Una de las razones por las que el capitalismo no prosperó en el sur como lo hizo en el norte fue el grado tan alto de jerarquización.
Lo más probable es que ninguna de estas tesis por sí mismas sea suficiente para explicar la tan considerable diferencia entre los dos polos del continente, sino que esto se deba, precisamente, a que incidieron las tres. Sea lo que sea, las tres apuntan a que una de las razones por las que el capitalismo no prosperó en el sur como lo hizo en el norte fue el grado tan alto de jerarquización. En sociedades tan desiguales es prácticamente imposible construir mercados robustos, así como catapultar la innovación a través del viejo método de la competencia. Esto, a la vez, desvirtúa a los herederos de Thatcher y Reagan en la región que afirman que entre las prioridades del Estado debe aparecer la pobreza, pero no la desigualdad. Mientras esta región no se tome la desigualdad enserio, quizás nunca encontremos la redención capitalista ni dejemos de oscilar entre décadas doradas y perdidas.

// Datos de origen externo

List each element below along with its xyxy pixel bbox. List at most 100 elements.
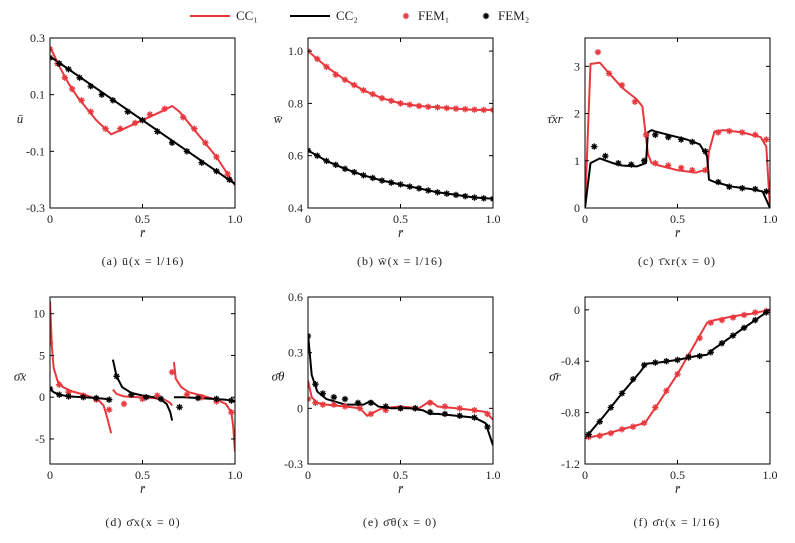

Pero teniendo en cuenta las presentes circunstancias —en Colombia, el GINI en tierra rural es 0.89— la mano invisible del mercado por sí misma no está en condiciones de darle un puñetazo a la desigualdad, sino tan solo de concentrar aún más los recursos. De manera que no solo la producción, sino también la redistribución— que no es lo mismo que expropiar ni estatizar —deben estar en la mira de la mano visible del Estado. La redistribución es una precondición no para el socialismo, sino para el capitalismo. Para quienes la justicia social no es argumento suficientemente para declararle la guerra a la desigualdad, he aquí uno de carácter utilitario.